I’m encountering a few challenges while working with a Hailo device and would greatly appreciate any insights or guidance.
Due to limited resources and the image processing performed on the embedded device, we are using blocking inference. This means one image is sent to the Hailo device, and detections are collected sequentially.
Here’s the issue:
I have a model that performs exceptionally well. However, after converting it to a HEF file, I end up with a single-context HEF (31 MB) and notice significantly reduced detection performance.
I tried optimizing with max optimization level and 1024 images during the conversion. This resulted in a 4-context HEF file (26 MB), but the detection performance degraded even further.
I’m wondering if this issue could be related to blocking inference.
Additionally, I’m curious about how multiple contexts are executed on the Hailo chip. Does this execution mode affect detection performance under blocking inference?
For context, I’m using:
Dataflow Compiler version 3.24
HailoRT 4.14
If anyone has encountered similar issues or can offer guidance on improving detection performance in this scenario, I would be grateful!
I do not think so.
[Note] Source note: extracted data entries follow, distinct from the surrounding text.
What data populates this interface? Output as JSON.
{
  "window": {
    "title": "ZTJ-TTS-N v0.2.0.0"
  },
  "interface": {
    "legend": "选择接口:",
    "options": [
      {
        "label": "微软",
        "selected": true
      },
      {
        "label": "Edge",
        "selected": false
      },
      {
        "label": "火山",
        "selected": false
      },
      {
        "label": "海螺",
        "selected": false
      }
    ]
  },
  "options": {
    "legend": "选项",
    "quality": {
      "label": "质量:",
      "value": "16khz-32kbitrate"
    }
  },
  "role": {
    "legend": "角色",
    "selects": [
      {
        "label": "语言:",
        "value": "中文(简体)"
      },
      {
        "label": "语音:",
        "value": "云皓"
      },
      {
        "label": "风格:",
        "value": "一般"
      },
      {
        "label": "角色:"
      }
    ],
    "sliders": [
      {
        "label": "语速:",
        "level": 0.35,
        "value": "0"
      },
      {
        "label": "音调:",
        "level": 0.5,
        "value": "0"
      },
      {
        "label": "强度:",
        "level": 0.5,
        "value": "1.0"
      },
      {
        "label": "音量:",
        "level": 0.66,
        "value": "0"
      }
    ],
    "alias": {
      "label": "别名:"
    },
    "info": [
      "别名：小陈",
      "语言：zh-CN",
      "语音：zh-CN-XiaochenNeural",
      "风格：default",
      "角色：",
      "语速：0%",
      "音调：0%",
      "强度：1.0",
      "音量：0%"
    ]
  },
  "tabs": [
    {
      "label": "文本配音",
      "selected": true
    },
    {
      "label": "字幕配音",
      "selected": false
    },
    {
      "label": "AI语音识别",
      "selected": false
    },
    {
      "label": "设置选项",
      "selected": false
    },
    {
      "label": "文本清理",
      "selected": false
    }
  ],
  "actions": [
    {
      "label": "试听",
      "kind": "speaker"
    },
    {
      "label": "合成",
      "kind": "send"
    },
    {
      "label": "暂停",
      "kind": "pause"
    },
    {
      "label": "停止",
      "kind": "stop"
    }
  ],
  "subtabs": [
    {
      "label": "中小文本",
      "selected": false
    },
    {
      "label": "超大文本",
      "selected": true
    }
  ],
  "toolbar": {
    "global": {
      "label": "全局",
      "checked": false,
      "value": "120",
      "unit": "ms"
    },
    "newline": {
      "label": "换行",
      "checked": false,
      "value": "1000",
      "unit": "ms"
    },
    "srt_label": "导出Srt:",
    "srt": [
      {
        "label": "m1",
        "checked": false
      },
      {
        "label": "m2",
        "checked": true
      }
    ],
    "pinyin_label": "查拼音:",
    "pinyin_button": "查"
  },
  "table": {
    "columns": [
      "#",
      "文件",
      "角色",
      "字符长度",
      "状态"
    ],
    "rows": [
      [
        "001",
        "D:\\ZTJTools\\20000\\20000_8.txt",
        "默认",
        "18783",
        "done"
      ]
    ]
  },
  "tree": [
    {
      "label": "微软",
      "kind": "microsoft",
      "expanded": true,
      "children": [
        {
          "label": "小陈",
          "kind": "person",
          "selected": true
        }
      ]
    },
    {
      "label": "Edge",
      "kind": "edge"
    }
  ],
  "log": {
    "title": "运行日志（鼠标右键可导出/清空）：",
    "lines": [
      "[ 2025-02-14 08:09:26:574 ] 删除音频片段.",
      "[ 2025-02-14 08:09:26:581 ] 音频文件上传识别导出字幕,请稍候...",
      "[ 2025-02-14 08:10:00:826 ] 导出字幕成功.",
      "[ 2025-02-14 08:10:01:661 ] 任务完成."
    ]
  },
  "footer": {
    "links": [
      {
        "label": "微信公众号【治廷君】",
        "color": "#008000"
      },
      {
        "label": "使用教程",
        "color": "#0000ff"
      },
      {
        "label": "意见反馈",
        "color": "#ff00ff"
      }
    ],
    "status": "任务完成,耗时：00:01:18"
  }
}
The results should be the same no mater how you run the inference.
Multi-context models are executed one context (or model part) at a time. Each context is loaded sequentially. The image is sent to the device, intermediate data is returned to the host, and then the next context is loaded. This process continues until the entire computation is completed.
If you need higher throughput for a multi-context model you can trade of latency for throughput by using batches of images. This will reduce the switching overhead.
I would recommend to update to the latest version of our tools.
I would recommend to run the layer analysis tool to find out what layer are causing the degradation. Check out the advanced optimization tutorials.
Also make sure your pre- and post-processing works as expected. We sometimes see that users have errors related to the BGR format used by OpenCV, normalization done on chip and the image (so twice) or none at all. So, make sure you verify the model after parsing and after optimization using the emulator.
TensorFlow Addons (TFA) has ended development and introduction of new features.
TFA has entered a minimal maintenance and release mode until a planned end of life in May 2024.
Please modify downstream libraries to take dependencies from other repositories in our TensorFlow community (e.g. Keras, Keras-CV, and Keras-NLP).
warnings.warn(
/media/data/onnxtohef/lib/python3.10/site-packages/tensorflow_addons/utils/ensure_tf_install.py:53: UserWarning: Tensorflow Addons supports using Python ops for all Tensorflow versions above or equal to 2.13.0 and strictly below 2.16.0 (nightly versions are not supported).
The versions of TensorFlow you are currently using is 2.9.2 and is not supported.
Some things might work, some things might not.
If you were to encounter a bug, do not file an issue.
If you want to make sure you're using a tested and supported configuration, either change the TensorFlow version or the TensorFlow Addons's version.
You can find the compatibility matrix in TensorFlow Addon's readme:
https://github.com/tensorflow/addons
warnings.warn(
Model conversion started
And: [warning] Output order different size
Are these warnings critical(still dataflowcompiler version 3.25).
If I would switch to dataflowcompiler latest version, and still using HailoRT 4.14, would that have sense?
I assume, as the major version did not change, that there is still downwards compatibility?
Hailo SW products are compatible with each other on specific versions. When upgrading a product, the others should be updated accordingly. See Hailo AI Software Suite User guide for a table with all the different versions.
I also recommend to use the Hailo AI Software Suite Docker to avoid any dependency issues.